Castro worked his way up through the Democratic Party apparatus, and he didn’t do it by defending bold new ideas. He was a conventional mayor in San Antonio, operating through the typical partisan networking grind. And at no point has he shown any real skill for building new coalitions or new avenues of power. He’s running on a much better platform these days, but the history shouldn’t give us much confidence. Nor should the fact that he’s already reneged on single-payer. One might think he’d be able to break away from this past as a president, but presidents run into more pressure at that level, not less. It’s not an easy change.

Kirsten Gillibrand

Note: I’ve spared Gillibrand, because she dropped out of the race. I did write about her campaign a bit earlier.

Kamala Harris

There’s no such thing as a ‘progressive prosecutor’.

When court’s in session, Harris is probably locking people up. She has a slogan: Kamala Harris For the People. The basic concept here is a popular, democratic prosecutor leading a political movement, and it’s about as silly as the Three Stooges’ ‘Disorder in the Court‘. Prosecutors don’t lead popular movements for working class people, tenants, and marginalized groups. They put people in jail. And, according to the research, they drive America’s mass incarceration problem. Their institutional role and function in the American system is almost entirely negative. That such a campaign theme wasn’t immediately met with howling laughter is itself an indictment of the state of American politics.

Beto O’Rourke

No one takes him seriously.

We know Beto stands on things. Maybe he also stands for things. It’s hard to tell, because we’re not paying much attention. He thinks he was ‘born to be in it‘, but only about 2% of Americans agree. Where’s Beto?

Tom Steyer

He’s a douchebag.

Actually, Steyer has no real chance at the nomination. And so, he really belongs on the list below all the real candidates. But he’s such a douchebag I wanted to include him up here for the sole purpose of calling him a douchebag. This guy has no business running for president in a serious democratic political system.

Bernie Sanders

He’s not really a socialist.

Sure, Bernie was a socialist. In the 1970s. Lately? His platform doesn’t say much about public ownership of the means of production, aside from certain public utilities. Why is that? Maybe because his politics are social democratic reformism as an endpoint, rather than as a path toward socialism? Quite a few in the Sanders camp want to distinguish him from Warren by asserting that while Warren is just another politician, Sanders is a movement candidate. They’re correct about Warren, but are they correct about Sanders?

Elizabeth Warren

Her plans are too mainstream and somehow still impossible to pass.

If X exists, Warren has a plan for X. That’s the campaign theme, and she’s doing her best to fulfill it. And some of the plans are good. Trouble is, she’s trying to pass them off as radical when they’re mostly extensions of ideas from the Clinton Administration or mainstream liberal economists. And that’s not the biggest problem. Warren’s coalition is a narrow slice of very liberal, relatively wealthy Democrats with little in the way of broader organizing and base-building. That’s pretty much a recipe for not getting anything done as President. If you need a president to make you feel better about the US without actually changing anything, Warren has a plan for that!

Andrew Yang

There’s only three things he mentions in a sentence – a noun, a verb, and UBI.

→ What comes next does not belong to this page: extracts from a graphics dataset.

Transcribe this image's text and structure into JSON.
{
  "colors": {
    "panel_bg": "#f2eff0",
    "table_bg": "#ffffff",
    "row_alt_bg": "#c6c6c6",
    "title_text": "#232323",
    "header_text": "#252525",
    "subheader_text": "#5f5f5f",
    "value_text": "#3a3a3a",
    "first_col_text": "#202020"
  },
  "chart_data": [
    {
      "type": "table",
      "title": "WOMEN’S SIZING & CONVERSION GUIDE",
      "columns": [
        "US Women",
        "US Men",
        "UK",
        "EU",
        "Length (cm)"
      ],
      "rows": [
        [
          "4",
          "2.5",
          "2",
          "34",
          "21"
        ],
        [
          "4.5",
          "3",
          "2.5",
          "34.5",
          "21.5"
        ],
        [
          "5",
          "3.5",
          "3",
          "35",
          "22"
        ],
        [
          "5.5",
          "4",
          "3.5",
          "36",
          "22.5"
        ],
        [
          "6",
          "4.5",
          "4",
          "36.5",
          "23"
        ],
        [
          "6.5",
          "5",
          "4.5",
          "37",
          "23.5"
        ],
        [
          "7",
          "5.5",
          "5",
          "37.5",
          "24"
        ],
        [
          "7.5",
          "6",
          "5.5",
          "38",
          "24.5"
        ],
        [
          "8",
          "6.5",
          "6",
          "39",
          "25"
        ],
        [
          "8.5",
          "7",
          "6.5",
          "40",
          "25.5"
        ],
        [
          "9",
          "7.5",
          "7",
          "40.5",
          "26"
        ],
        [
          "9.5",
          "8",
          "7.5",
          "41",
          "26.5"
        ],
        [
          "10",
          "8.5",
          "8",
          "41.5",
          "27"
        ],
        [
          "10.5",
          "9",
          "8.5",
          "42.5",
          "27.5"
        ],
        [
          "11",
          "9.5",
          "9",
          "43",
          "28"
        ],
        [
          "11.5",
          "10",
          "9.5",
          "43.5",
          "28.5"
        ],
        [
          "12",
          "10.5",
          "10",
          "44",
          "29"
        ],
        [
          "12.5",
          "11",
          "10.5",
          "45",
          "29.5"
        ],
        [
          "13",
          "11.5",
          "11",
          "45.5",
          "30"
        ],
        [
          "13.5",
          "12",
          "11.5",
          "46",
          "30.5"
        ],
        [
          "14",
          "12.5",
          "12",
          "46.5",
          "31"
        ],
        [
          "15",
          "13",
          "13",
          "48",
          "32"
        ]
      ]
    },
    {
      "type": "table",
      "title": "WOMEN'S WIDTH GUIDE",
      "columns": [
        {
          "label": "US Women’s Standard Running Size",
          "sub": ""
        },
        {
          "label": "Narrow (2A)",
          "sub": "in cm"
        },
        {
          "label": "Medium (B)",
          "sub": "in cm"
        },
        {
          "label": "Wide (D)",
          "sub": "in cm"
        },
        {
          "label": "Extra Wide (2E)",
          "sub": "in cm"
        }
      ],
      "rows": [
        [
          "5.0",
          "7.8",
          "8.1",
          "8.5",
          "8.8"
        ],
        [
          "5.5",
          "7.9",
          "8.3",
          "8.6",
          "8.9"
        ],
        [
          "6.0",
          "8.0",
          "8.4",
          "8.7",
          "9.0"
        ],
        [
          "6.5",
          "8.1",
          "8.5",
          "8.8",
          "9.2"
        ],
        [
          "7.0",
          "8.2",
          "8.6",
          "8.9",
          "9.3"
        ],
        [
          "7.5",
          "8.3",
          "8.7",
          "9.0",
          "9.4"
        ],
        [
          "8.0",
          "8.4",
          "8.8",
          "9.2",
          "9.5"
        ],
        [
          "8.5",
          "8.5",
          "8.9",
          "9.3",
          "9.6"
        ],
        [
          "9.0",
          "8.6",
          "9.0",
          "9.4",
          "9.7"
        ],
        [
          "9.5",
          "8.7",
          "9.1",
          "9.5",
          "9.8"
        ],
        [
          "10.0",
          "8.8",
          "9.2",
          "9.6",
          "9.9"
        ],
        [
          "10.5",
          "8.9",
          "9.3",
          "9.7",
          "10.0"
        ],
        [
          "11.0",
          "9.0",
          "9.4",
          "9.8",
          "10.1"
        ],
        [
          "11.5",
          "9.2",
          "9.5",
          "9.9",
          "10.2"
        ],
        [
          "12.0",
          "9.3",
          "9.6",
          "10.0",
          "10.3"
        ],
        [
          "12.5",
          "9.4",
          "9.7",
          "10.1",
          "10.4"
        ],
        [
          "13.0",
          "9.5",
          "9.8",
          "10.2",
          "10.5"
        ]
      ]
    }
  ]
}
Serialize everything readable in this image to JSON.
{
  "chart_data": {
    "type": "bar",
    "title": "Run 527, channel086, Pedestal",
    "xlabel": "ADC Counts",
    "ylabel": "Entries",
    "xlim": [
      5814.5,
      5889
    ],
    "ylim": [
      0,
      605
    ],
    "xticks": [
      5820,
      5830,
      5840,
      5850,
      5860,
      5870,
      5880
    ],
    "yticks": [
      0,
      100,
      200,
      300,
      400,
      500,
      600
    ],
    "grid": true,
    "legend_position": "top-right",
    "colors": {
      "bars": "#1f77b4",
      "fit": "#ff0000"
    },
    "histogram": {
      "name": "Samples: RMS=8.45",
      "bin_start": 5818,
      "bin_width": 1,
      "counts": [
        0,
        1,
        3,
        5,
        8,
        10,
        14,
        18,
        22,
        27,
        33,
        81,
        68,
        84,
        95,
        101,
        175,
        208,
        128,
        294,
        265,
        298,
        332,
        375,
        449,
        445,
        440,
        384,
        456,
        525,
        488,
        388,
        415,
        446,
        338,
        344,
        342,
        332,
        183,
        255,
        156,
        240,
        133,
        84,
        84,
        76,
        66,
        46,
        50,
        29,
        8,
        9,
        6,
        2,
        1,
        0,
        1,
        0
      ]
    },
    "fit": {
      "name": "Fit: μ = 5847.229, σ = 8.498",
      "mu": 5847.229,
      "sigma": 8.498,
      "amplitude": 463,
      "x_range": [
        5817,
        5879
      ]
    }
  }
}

Yang sets the all-time record for including the most ideas on his website, many of them marginal or just random. But anyone following the campaign knows he’s really a single-issue candidate, and that issue is universal basic income. His plan is little more than a Silicon Valley dystopia.

Michael Bennet, Steve Bullock, John Delaney, Tulsi Gabbard, Amy Klobuchar, Wayne Messam, Tim Ryan, Joe Sestak, Marianne Williamson

Who are all these randos? Why are they running for president?